In the coming weeks, I drank while my brain was healing and used alcohol as pain management for my back pain. “All I have to do is not fall and hit my head again”, I told myself. Re-injury could be fatal, but my alcoholism kept me in denial. It’s commonplace for alcoholics in active addiction to minimize the damage they are doing with their drinking. Despite the impact that substance abuse had already had on my body, I was not going to let anything stop me from pursuing my addiction.
10 years passed and I had now been in and out of sobriety multiple times.
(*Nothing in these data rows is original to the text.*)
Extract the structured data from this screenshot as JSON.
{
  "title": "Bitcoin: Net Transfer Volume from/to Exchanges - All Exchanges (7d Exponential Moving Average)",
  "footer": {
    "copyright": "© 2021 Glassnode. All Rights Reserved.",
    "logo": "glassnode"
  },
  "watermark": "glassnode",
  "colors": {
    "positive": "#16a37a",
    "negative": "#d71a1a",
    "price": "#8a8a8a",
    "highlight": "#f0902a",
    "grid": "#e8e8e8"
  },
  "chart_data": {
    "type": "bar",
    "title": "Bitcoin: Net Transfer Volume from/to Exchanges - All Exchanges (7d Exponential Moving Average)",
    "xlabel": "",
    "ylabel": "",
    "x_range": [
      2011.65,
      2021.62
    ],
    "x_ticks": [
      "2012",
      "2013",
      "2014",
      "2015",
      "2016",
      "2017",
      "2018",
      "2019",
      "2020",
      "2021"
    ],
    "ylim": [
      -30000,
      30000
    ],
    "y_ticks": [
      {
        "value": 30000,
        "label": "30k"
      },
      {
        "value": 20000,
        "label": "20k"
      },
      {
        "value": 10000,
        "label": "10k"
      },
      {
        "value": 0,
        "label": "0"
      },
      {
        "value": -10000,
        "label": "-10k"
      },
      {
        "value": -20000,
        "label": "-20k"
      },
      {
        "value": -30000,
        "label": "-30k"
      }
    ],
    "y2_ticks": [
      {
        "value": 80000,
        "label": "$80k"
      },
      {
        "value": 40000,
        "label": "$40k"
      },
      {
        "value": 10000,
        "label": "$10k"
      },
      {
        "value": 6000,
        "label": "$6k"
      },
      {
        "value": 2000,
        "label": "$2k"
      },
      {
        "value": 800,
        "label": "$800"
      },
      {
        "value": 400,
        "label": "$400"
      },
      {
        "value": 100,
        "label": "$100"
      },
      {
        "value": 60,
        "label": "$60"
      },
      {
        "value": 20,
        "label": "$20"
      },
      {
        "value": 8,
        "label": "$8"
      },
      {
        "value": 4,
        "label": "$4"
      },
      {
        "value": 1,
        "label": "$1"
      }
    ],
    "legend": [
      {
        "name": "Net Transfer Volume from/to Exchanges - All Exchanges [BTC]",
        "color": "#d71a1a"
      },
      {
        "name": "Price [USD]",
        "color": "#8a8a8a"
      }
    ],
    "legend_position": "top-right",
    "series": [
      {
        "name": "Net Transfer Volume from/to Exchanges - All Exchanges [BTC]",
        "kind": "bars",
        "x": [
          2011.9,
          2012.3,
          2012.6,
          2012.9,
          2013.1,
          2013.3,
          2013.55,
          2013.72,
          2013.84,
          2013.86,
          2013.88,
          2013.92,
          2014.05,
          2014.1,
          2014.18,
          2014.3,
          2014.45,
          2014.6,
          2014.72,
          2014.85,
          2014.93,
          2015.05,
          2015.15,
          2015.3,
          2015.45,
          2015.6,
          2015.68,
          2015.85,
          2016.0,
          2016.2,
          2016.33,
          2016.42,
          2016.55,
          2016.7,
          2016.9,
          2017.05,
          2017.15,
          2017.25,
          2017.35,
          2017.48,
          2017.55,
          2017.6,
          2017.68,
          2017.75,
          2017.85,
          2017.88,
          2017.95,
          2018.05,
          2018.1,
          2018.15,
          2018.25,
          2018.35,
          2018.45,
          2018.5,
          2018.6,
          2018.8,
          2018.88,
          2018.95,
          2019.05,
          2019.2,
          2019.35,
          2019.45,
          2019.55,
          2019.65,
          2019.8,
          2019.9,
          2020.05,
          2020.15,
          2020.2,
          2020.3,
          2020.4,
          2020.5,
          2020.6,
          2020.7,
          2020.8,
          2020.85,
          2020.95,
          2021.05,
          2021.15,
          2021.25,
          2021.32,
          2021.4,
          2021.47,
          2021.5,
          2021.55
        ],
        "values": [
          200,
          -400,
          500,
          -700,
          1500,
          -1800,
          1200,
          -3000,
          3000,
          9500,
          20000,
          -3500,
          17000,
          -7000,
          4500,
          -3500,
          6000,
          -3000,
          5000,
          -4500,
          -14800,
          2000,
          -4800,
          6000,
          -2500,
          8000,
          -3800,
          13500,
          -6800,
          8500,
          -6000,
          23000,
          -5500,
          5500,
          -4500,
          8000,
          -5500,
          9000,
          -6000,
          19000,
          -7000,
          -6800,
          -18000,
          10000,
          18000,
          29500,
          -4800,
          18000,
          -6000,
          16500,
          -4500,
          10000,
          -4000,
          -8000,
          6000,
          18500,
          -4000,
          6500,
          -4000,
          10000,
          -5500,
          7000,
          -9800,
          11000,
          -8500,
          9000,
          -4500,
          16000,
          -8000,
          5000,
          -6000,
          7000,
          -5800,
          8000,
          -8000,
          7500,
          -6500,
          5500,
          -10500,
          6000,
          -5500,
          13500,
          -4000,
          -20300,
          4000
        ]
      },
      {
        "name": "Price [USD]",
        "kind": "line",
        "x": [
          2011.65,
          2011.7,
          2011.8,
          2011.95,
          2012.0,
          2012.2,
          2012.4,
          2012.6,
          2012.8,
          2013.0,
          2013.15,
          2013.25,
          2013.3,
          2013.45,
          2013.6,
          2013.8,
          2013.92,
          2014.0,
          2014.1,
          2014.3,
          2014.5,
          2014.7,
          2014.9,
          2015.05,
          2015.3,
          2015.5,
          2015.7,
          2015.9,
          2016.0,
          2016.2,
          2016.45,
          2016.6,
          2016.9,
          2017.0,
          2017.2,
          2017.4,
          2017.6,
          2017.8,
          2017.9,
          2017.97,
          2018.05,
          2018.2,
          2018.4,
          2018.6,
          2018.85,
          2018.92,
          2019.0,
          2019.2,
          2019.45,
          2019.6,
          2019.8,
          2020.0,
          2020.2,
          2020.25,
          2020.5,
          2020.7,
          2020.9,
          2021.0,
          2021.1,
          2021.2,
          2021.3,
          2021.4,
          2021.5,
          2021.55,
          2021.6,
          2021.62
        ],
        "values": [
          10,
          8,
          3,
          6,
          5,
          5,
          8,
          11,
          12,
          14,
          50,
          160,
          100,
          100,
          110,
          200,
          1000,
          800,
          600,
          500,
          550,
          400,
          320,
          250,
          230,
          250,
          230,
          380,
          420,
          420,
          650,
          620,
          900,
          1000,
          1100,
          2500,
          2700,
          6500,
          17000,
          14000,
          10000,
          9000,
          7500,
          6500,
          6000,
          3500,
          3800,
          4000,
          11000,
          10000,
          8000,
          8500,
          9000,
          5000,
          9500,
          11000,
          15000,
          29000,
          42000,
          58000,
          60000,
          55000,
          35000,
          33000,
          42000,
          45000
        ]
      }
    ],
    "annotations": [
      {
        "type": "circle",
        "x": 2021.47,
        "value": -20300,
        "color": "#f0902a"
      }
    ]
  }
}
My birthday was a week away and I had found myself in active addiction once more. Smoking weed was staving off alcohol binging and I was spending a lot of time in isolation. Partying seemed like the best way to get myself out of a rut, so I called a drinking buddy. “Just don’t hit your head” wasn’t at the forefront of my mind anymore, but I wish it had been. That night I drank to excess and drove late-night to McDonald’s hungry. When I got home I negotiated an excited dog at the side door while I balanced my food and my purse in one hand. I staggered upstairs to eat in my bed. Tripping over the dog and smashing my head on my bed frame was not meant to be part of that plan, but there I was. On the floor with food piled on a fresh load of cloths and ketchup stains up the wall. I got up, got under the covers and went to sleep on another concussion. Clearly I hadn’t learned my lesson.
Many addicts are forced to repeat the same errors over and over until we truly hit bottom. This event ended up playing a major role in my decision to get sober one week later.